To that end, Applied AI Letters will be an open access journal, giving free and immediate access to critical research to all who want to read it. This greatly increases the reach and impact of the journal and ensures that our authors are able to share their work with the widest possible audience. Without the need to pay for a license, we are hopeful that our readership will include many in the industrial world who are often locked out of current research. We particularly envision those working in the diverse world of AI start-ups, who have often lacked a venue to prove their technology in a scientific manner, and to distinguish themselves from the unfortunate amount 'vapour ware' which infects this market.
Our commitment to openness extends beyond open access publishing of articles. We know that it will not be possible for all our authors to share their data. However, we do ask that authors publish a data availability statement with their paper to indicate whether the data associated with their article is freely available online.
A core offering of Applied AI Letters is the integrated preprint server. At the point of submission, authors are asked whether they would like to simultaneously upload their manuscript to the Applied AI Letters preprint collection. In doing so, authors are able to gain all the benefits of preprinting including a DOI and, in the event of acceptance, linking with the final published article.
The interpretation and implementation of openness in research is sure to change over time. As we begin our journey, we are constantly looking for the best ways to meet the needs of our authors and readers. We welcome feedback and ideas: we want to hear from our community. We do not seek to enforce a philosophy but rather to engage in an ongoing conversation.
Rapid Publication
Aligned with a future-looking mindset on openness, we also commit to offering authors a peer review and publication experience defined by ease and speed. As indicated by the title, the journal will publish primarily short-format letters. This decision was made to decrease the burden on authors, reviewers and readers. At every stage of the process, from writing to reviewing, revising, proofing and even reading, we hope that the shorter format will engender a more rapid turnaround.

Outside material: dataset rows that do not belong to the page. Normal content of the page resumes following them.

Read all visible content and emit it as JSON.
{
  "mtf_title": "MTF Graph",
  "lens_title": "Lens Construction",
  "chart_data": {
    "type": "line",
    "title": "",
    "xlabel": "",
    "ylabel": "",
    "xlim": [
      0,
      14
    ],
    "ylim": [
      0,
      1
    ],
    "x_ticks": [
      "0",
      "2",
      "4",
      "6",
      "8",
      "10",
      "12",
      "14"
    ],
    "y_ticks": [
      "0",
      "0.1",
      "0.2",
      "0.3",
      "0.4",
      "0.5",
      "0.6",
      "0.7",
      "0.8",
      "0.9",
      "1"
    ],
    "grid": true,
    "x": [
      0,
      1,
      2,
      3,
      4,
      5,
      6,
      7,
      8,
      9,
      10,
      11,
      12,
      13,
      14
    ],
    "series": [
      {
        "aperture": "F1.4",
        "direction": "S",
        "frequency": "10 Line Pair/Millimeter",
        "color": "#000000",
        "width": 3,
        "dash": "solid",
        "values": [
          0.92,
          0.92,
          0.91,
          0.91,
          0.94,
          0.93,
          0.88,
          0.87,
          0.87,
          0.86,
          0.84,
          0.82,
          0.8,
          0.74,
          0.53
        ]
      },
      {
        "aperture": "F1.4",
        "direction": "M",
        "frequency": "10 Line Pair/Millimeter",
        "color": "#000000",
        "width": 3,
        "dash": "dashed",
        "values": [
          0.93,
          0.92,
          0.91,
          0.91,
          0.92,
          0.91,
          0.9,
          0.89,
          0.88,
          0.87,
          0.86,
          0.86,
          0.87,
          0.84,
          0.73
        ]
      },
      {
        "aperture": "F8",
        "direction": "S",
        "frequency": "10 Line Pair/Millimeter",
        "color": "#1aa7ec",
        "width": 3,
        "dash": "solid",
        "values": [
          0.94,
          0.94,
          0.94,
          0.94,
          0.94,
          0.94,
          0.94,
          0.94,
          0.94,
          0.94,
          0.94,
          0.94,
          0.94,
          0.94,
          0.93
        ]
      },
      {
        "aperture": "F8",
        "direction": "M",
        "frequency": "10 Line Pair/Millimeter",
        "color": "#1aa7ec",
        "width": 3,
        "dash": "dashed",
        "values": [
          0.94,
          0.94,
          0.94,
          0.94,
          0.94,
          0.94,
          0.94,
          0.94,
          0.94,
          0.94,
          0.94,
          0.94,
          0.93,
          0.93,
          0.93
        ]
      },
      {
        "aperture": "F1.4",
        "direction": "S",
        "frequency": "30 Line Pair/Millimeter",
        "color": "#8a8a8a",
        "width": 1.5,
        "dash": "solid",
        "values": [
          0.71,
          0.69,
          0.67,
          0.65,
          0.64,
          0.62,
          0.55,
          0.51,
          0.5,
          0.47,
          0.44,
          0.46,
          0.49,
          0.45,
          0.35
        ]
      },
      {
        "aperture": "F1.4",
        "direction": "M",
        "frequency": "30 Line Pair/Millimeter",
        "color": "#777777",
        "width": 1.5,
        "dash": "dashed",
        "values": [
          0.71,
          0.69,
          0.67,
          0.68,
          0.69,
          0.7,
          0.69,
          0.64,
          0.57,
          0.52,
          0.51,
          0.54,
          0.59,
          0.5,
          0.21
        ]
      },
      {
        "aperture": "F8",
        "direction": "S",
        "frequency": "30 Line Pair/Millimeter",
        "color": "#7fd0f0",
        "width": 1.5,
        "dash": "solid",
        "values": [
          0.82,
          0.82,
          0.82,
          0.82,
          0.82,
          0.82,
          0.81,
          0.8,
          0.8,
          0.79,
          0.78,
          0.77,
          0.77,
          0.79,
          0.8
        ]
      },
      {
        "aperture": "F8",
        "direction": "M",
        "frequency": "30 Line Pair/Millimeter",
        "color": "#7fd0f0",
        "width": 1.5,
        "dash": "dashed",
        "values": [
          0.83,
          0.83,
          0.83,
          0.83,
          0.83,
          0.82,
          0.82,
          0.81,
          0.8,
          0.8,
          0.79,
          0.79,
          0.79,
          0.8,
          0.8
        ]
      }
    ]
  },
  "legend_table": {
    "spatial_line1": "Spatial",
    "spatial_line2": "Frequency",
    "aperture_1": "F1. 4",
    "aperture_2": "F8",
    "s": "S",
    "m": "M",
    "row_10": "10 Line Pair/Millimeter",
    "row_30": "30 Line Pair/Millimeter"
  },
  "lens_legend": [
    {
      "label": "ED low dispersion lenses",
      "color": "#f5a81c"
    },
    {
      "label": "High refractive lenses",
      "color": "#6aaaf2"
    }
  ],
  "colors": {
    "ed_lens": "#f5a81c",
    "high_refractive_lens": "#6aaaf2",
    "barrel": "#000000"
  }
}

Fostering Fairness and Diversity
We fundamentally believe that diversity promotes excellence and innovation. Our goal at Applied AI Letters will be to foster a culture of inclusion at all levels and in all interactions. As we set out on this mission, we cannot help but be aware of the lack of diversity in the author list of this inaugural editorial. We hope that our recognition of this fact functions as a first step towards realizing our mission. Moving forward, we will be reaching out to researchers engaged in the same movement to help us do more.
Conclusion
AI has the potential to revolutionise many areas of research. At Applied AI Letters, we aim to be a world-leading venue for the demonstration of, and dissusion about, the application of cutting edge AI technologies to the most impactful problems of today. We belive that openness, fairness and diversity are key to delivering on this promise, and want to foster a culture which embraces these key principles. With applied AI evolving at such a rapid rate, we appreciate that speed is important for the timely communication of your breakthroughs, but we also recognise that this must not come at the expense of rigourous peer review. Combining all of this may seem a lofty goal, but we believe that we, as both an editorial board and as a community of researchers, are up to the task. We look forward to receiving your papers for many years to come.